Our approach was simple. We had our clients follow dietary guidelines that would make the brain make new serotonin. The medications they were taking did not increase serotonin levels in the brain; they made the serotonin already there more active. We knew from previous research that when carbohydrates were eaten on an empty stomach and without protein, a process was initiated that led to new serotonin being made in the brain. And our experiments had shown that when this happened, people felt less hungry and their carbohydrate cravings went away. We told our clients to eat a carbohydrate snack twice a day on an empty stomach and to eat a dinner meal that was mainly starchy foods like pasta or rice and vegetables. We told them that they could eat protein at breakfast and lunch but that protein interfered with the process leading to new serotonin being made. And since many of them were on medications that made them likely to eat two dinners, or to snack continually after dinner, we wanted to make sure that there was plenty of serotonin in their brains to turn off their evening appetite.

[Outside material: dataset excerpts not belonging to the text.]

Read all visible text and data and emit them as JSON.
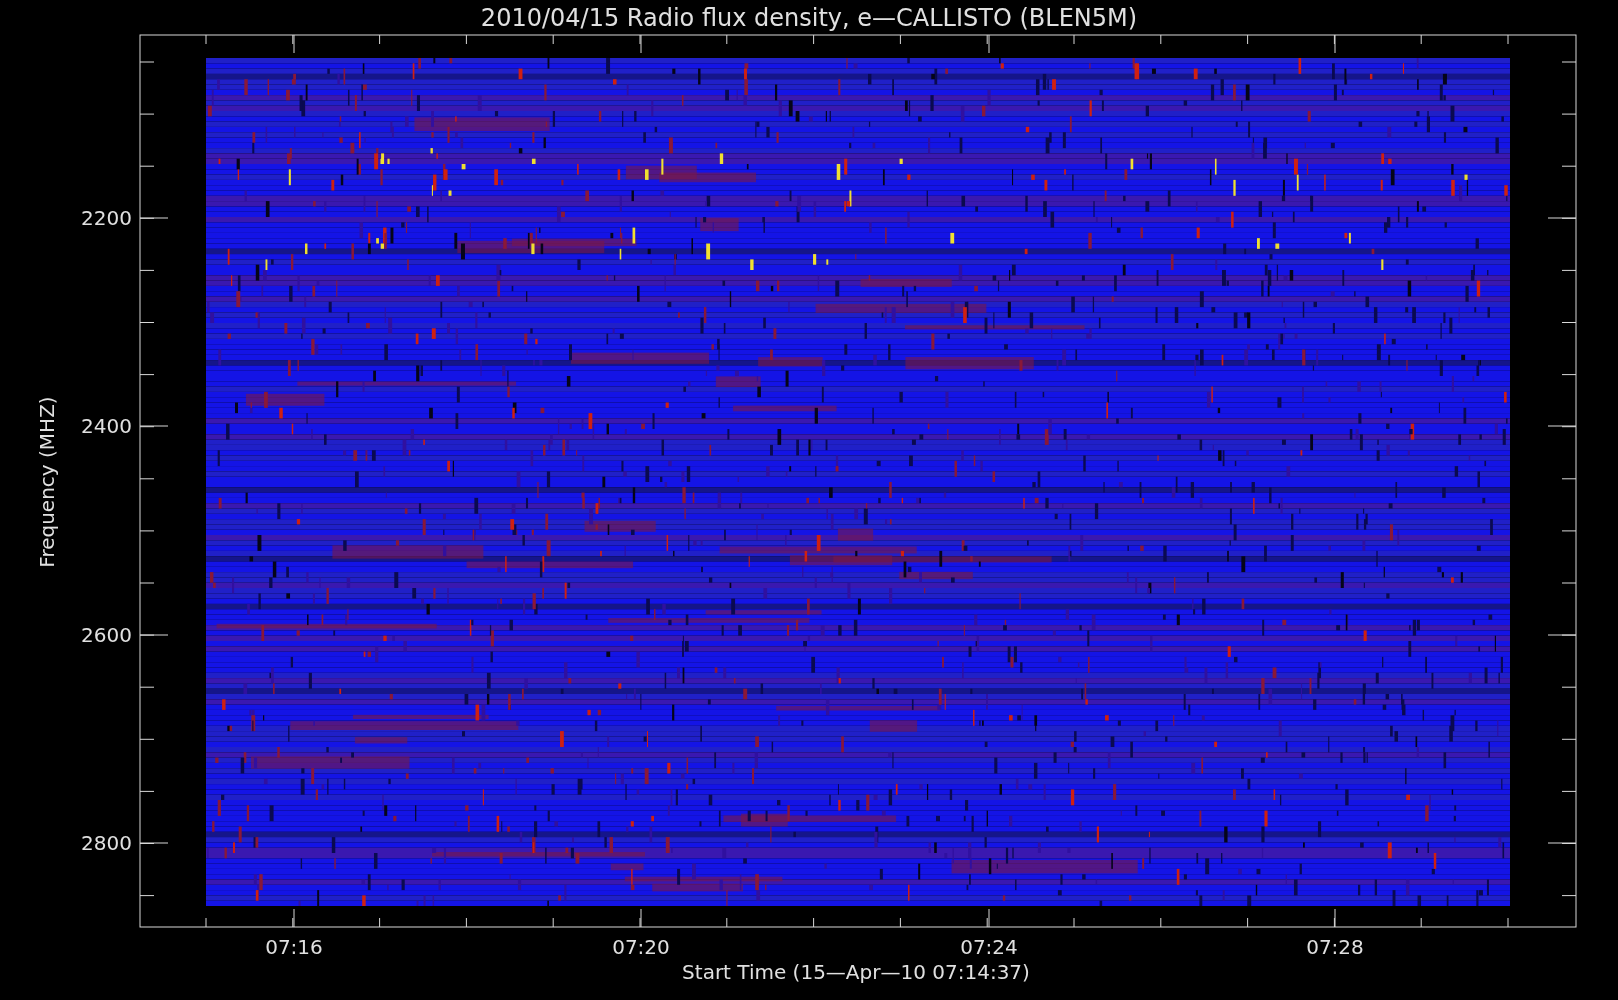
{
  "title": "2010/04/15  Radio flux density, e—CALLISTO (BLEN5M)",
  "x_axis": {
    "label": "Start Time (15—Apr—10 07:14:37)",
    "ticks": [
      "07:16",
      "07:20",
      "07:24",
      "07:28"
    ]
  },
  "y_axis": {
    "label": "Frequency (MHZ)",
    "ticks": [
      "2200",
      "2400",
      "2600",
      "2800"
    ]
  }
}
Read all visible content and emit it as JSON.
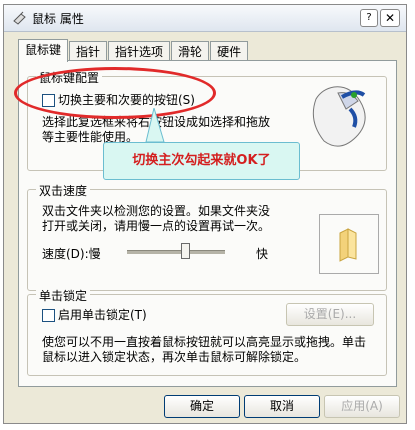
{
  "window": {
    "title": "鼠标 属性",
    "help_label": "?",
    "close_label": "✕"
  },
  "tabs": [
    {
      "label": "鼠标键"
    },
    {
      "label": "指针"
    },
    {
      "label": "指针选项"
    },
    {
      "label": "滑轮"
    },
    {
      "label": "硬件"
    }
  ],
  "button_config": {
    "legend": "鼠标键配置",
    "checkbox_label": "切换主要和次要的按钮(S)",
    "description_line1": "选择此复选框来将右按钮设成如选择和拖放",
    "description_line2": "等主要性能使用。"
  },
  "annotation": {
    "callout_text": "切换主次勾起来就OK了"
  },
  "double_click": {
    "legend": "双击速度",
    "description_line1": "双击文件夹以检测您的设置。如果文件夹没",
    "description_line2": "打开或关闭，请用慢一点的设置再试一次。",
    "speed_label": "速度(D):慢",
    "fast_label": "快",
    "speed_level": 0.6
  },
  "click_lock": {
    "legend": "单击锁定",
    "checkbox_label": "启用单击锁定(T)",
    "settings_button": "设置(E)...",
    "description_line1": "使您可以不用一直按着鼠标按钮就可以高亮显示或拖拽。单击",
    "description_line2": "鼠标以进入锁定状态，再次单击鼠标可解除锁定。"
  },
  "footer": {
    "ok": "确定",
    "cancel": "取消",
    "apply": "应用(A)"
  },
  "colors": {
    "annotation_red": "#e12a2a",
    "callout_bg": "#d9f7f2"
  }
}
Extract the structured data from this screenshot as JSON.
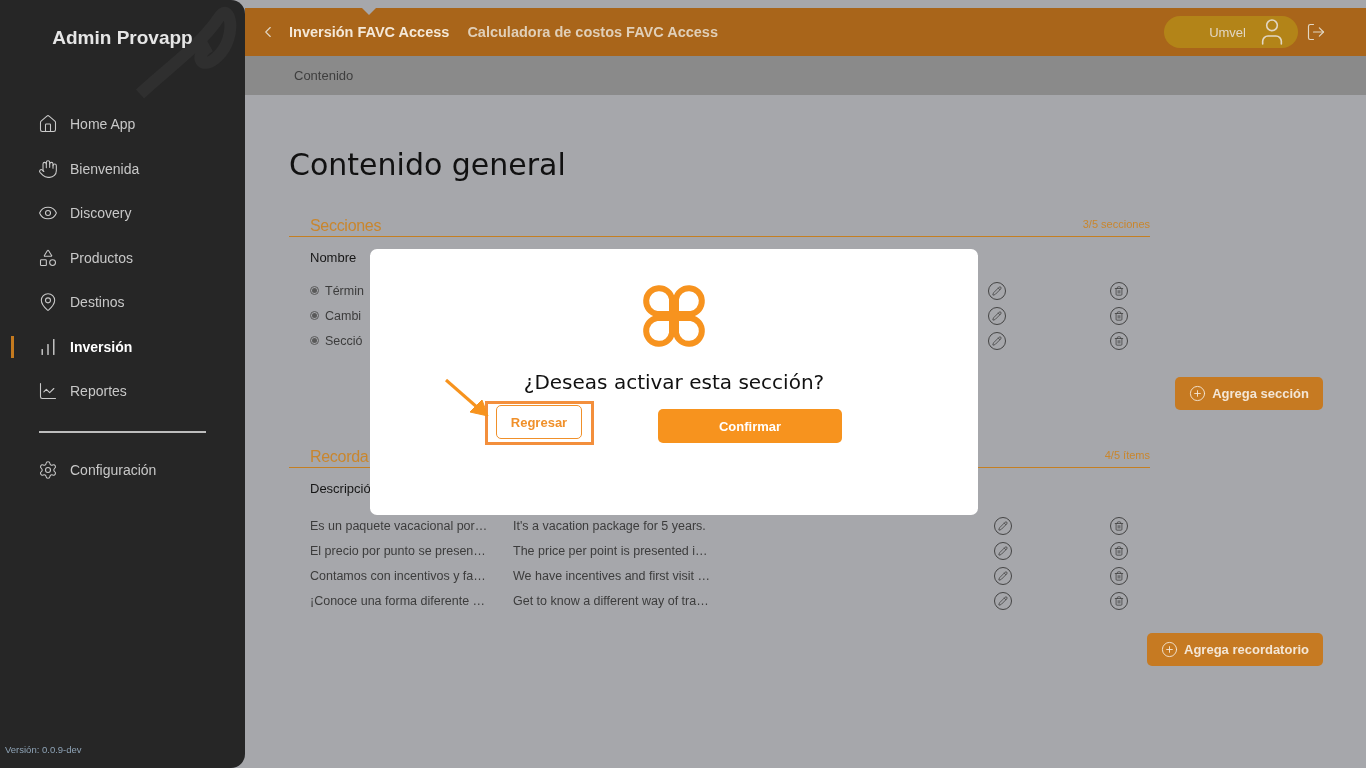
{
  "sidebar": {
    "title": "Admin Provapp",
    "items": [
      {
        "label": "Home App",
        "selected": false
      },
      {
        "label": "Bienvenida",
        "selected": false
      },
      {
        "label": "Discovery",
        "selected": false
      },
      {
        "label": "Productos",
        "selected": false
      },
      {
        "label": "Destinos",
        "selected": false
      },
      {
        "label": "Inversión",
        "selected": true
      },
      {
        "label": "Reportes",
        "selected": false
      }
    ],
    "footer_items": [
      {
        "label": "Configuración",
        "selected": false
      }
    ],
    "version": "Versión: 0.0.9-dev"
  },
  "topbar": {
    "tabs": [
      {
        "label": "Inversión FAVC Access",
        "selected": true
      },
      {
        "label": "Calculadora de costos FAVC Access",
        "selected": false
      }
    ],
    "user": {
      "name": "Umvel"
    }
  },
  "breadcrumb": "Contenido",
  "page_title": "Contenido general",
  "sections": {
    "title": "Secciones",
    "count": "3/5 secciones",
    "columns": [
      "Nombre"
    ],
    "rows": [
      {
        "name": "Términ"
      },
      {
        "name": "Cambi"
      },
      {
        "name": "Secció"
      }
    ],
    "add_button": "Agrega sección"
  },
  "reminders": {
    "title": "Recorda",
    "count": "4/5 ítems",
    "columns": [
      "Descripció"
    ],
    "rows": [
      {
        "es": "Es un paquete vacacional por…",
        "en": "It's a vacation package for 5 years."
      },
      {
        "es": "El precio por punto se presen…",
        "en": "The price per point is presented i…"
      },
      {
        "es": "Contamos con incentivos y fa…",
        "en": "We have incentives and first visit …"
      },
      {
        "es": "¡Conoce una forma diferente …",
        "en": "Get to know a different way of tra…"
      }
    ],
    "add_button": "Agrega recordatorio"
  },
  "dialog": {
    "question": "¿Deseas activar esta sección?",
    "buttons": [
      {
        "label": "Regresar",
        "kind": "secondary",
        "highlighted": true
      },
      {
        "label": "Confirmar",
        "kind": "primary",
        "highlighted": false
      }
    ]
  }
}
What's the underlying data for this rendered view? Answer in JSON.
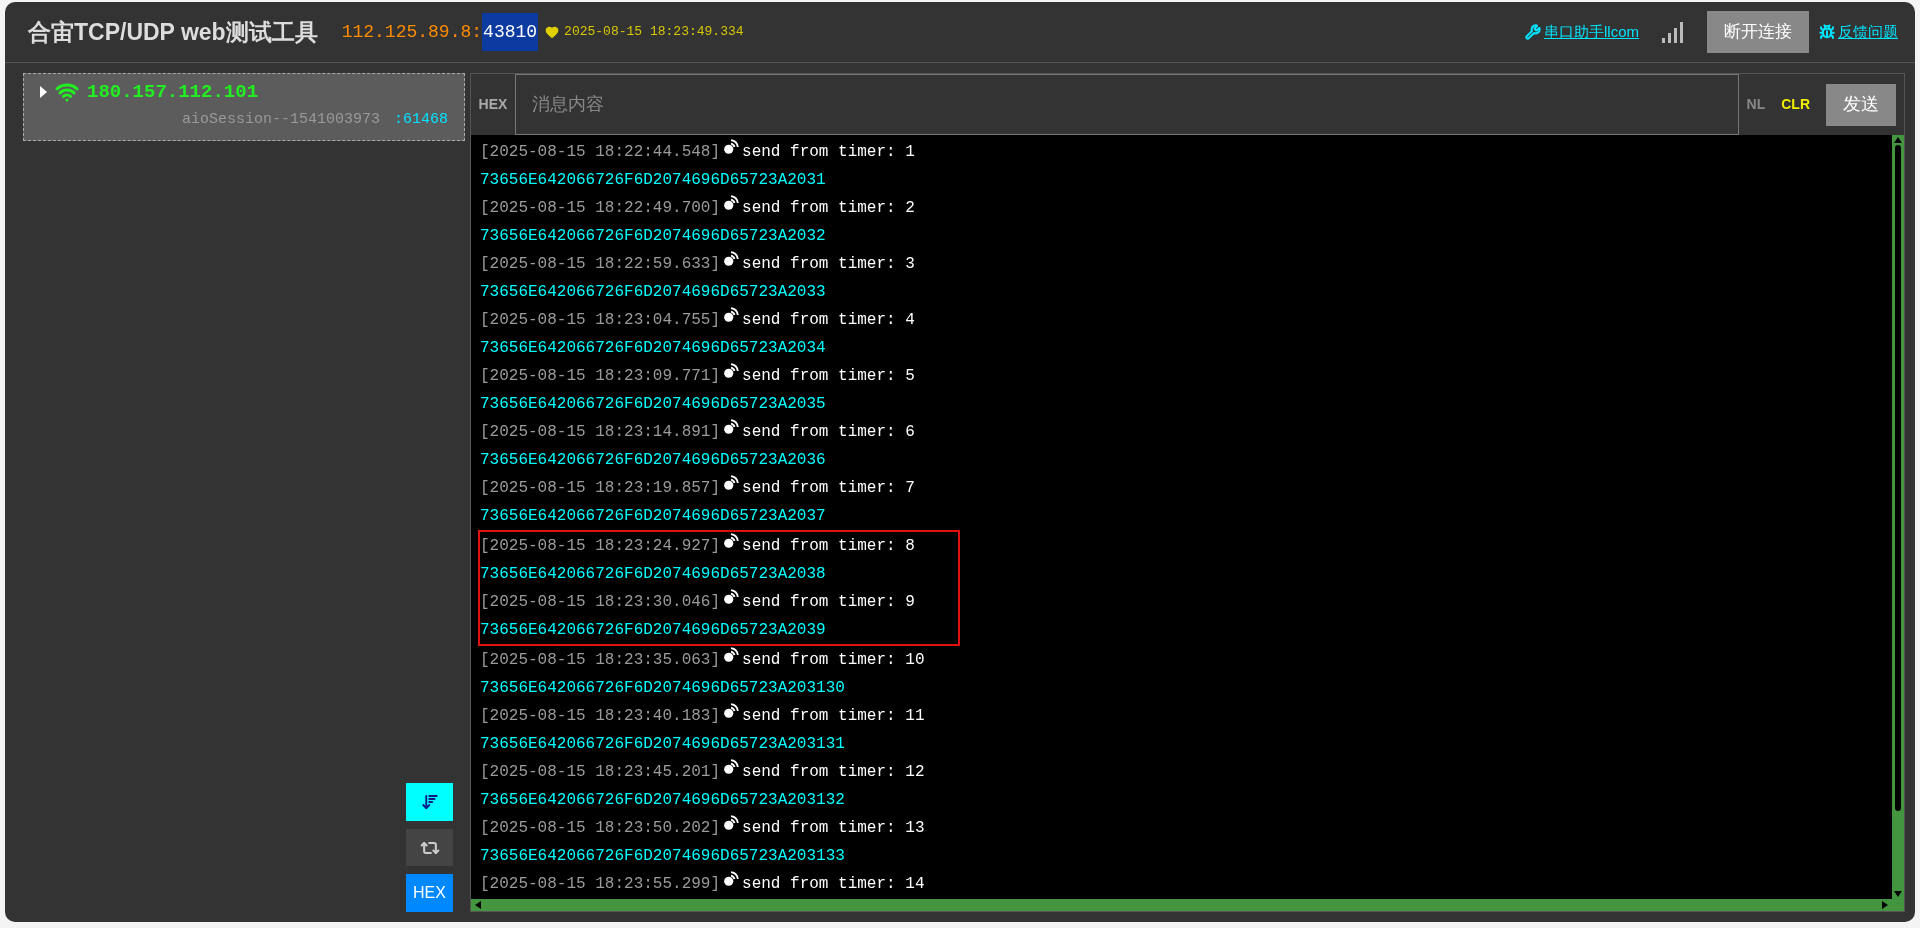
{
  "header": {
    "title": "合宙TCP/UDP web测试工具",
    "host": "112.125.89.8:",
    "port": "43810",
    "heartbeat_time": "2025-08-15 18:23:49.334",
    "links": [
      {
        "kind": "tool",
        "label": "串口助手llcom"
      },
      {
        "kind": "disconnect",
        "label": "断开连接"
      },
      {
        "kind": "bug",
        "label": "反馈问题"
      }
    ]
  },
  "sessions": [
    {
      "ip": "180.157.112.101",
      "name": "aioSession--1541003973",
      "port": ":61468",
      "expanded": false
    }
  ],
  "toggles": [
    {
      "kind": "autoscroll",
      "on": true
    },
    {
      "kind": "loop",
      "on": false
    },
    {
      "kind": "hex",
      "label": "HEX",
      "on": true
    }
  ],
  "composer": {
    "hex_label": "HEX",
    "placeholder": "消息内容",
    "nl_label": "NL",
    "clr_label": "CLR",
    "send_label": "发送"
  },
  "log": [
    {
      "time": "[2025-08-15 18:22:44.548]",
      "text": "send from timer: 1",
      "hex": "73656E642066726F6D2074696D65723A2031",
      "highlighted": false
    },
    {
      "time": "[2025-08-15 18:22:49.700]",
      "text": "send from timer: 2",
      "hex": "73656E642066726F6D2074696D65723A2032",
      "highlighted": false
    },
    {
      "time": "[2025-08-15 18:22:59.633]",
      "text": "send from timer: 3",
      "hex": "73656E642066726F6D2074696D65723A2033",
      "highlighted": false
    },
    {
      "time": "[2025-08-15 18:23:04.755]",
      "text": "send from timer: 4",
      "hex": "73656E642066726F6D2074696D65723A2034",
      "highlighted": false
    },
    {
      "time": "[2025-08-15 18:23:09.771]",
      "text": "send from timer: 5",
      "hex": "73656E642066726F6D2074696D65723A2035",
      "highlighted": false
    },
    {
      "time": "[2025-08-15 18:23:14.891]",
      "text": "send from timer: 6",
      "hex": "73656E642066726F6D2074696D65723A2036",
      "highlighted": false
    },
    {
      "time": "[2025-08-15 18:23:19.857]",
      "text": "send from timer: 7",
      "hex": "73656E642066726F6D2074696D65723A2037",
      "highlighted": false
    },
    {
      "time": "[2025-08-15 18:23:24.927]",
      "text": "send from timer: 8",
      "hex": "73656E642066726F6D2074696D65723A2038",
      "highlighted": true
    },
    {
      "time": "[2025-08-15 18:23:30.046]",
      "text": "send from timer: 9",
      "hex": "73656E642066726F6D2074696D65723A2039",
      "highlighted": true
    },
    {
      "time": "[2025-08-15 18:23:35.063]",
      "text": "send from timer: 10",
      "hex": "73656E642066726F6D2074696D65723A203130",
      "highlighted": false
    },
    {
      "time": "[2025-08-15 18:23:40.183]",
      "text": "send from timer: 11",
      "hex": "73656E642066726F6D2074696D65723A203131",
      "highlighted": false
    },
    {
      "time": "[2025-08-15 18:23:45.201]",
      "text": "send from timer: 12",
      "hex": "73656E642066726F6D2074696D65723A203132",
      "highlighted": false
    },
    {
      "time": "[2025-08-15 18:23:50.202]",
      "text": "send from timer: 13",
      "hex": "73656E642066726F6D2074696D65723A203133",
      "highlighted": false
    },
    {
      "time": "[2025-08-15 18:23:55.299]",
      "text": "send from timer: 14",
      "highlighted": false
    }
  ]
}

It worked. Even though our clients were still on the medications that were causing them to gain weight, they were able to start losing. Of course, the carbohydrates on the diet plan were low in fat to avoid unnecessary calories and the amount of carbohydrate they were permitted to eat was also portion controlled. We told them that their brains didn't care whether the carbohydrates they ate came from doughnuts or brown rice but they had to eat healthy, low-fat, high-fiber carbohydrates for their general health and to decrease their calorie intake. But it turned out that this was never a problem. Our clients had been thin. They had always eaten healthily. And once that voice in their heads telling them to eat junk food was turned off, they had no problem going back to the way they had always eaten. Moreover, as soon as they saw themselves losing weight, they were eager to get back to the gym or the other physical activities that had enjoyed before their weight gain. One of our clients, who had been an avid hiker, started climbing mountains again and another signed up for long distance charity bike rides.
Weight gain on these medications could be prevented or minimized if patients followed these guidelines early in their treatment. But, as we found, the weight already gained from these medications can be lost easily simply by changing the diet.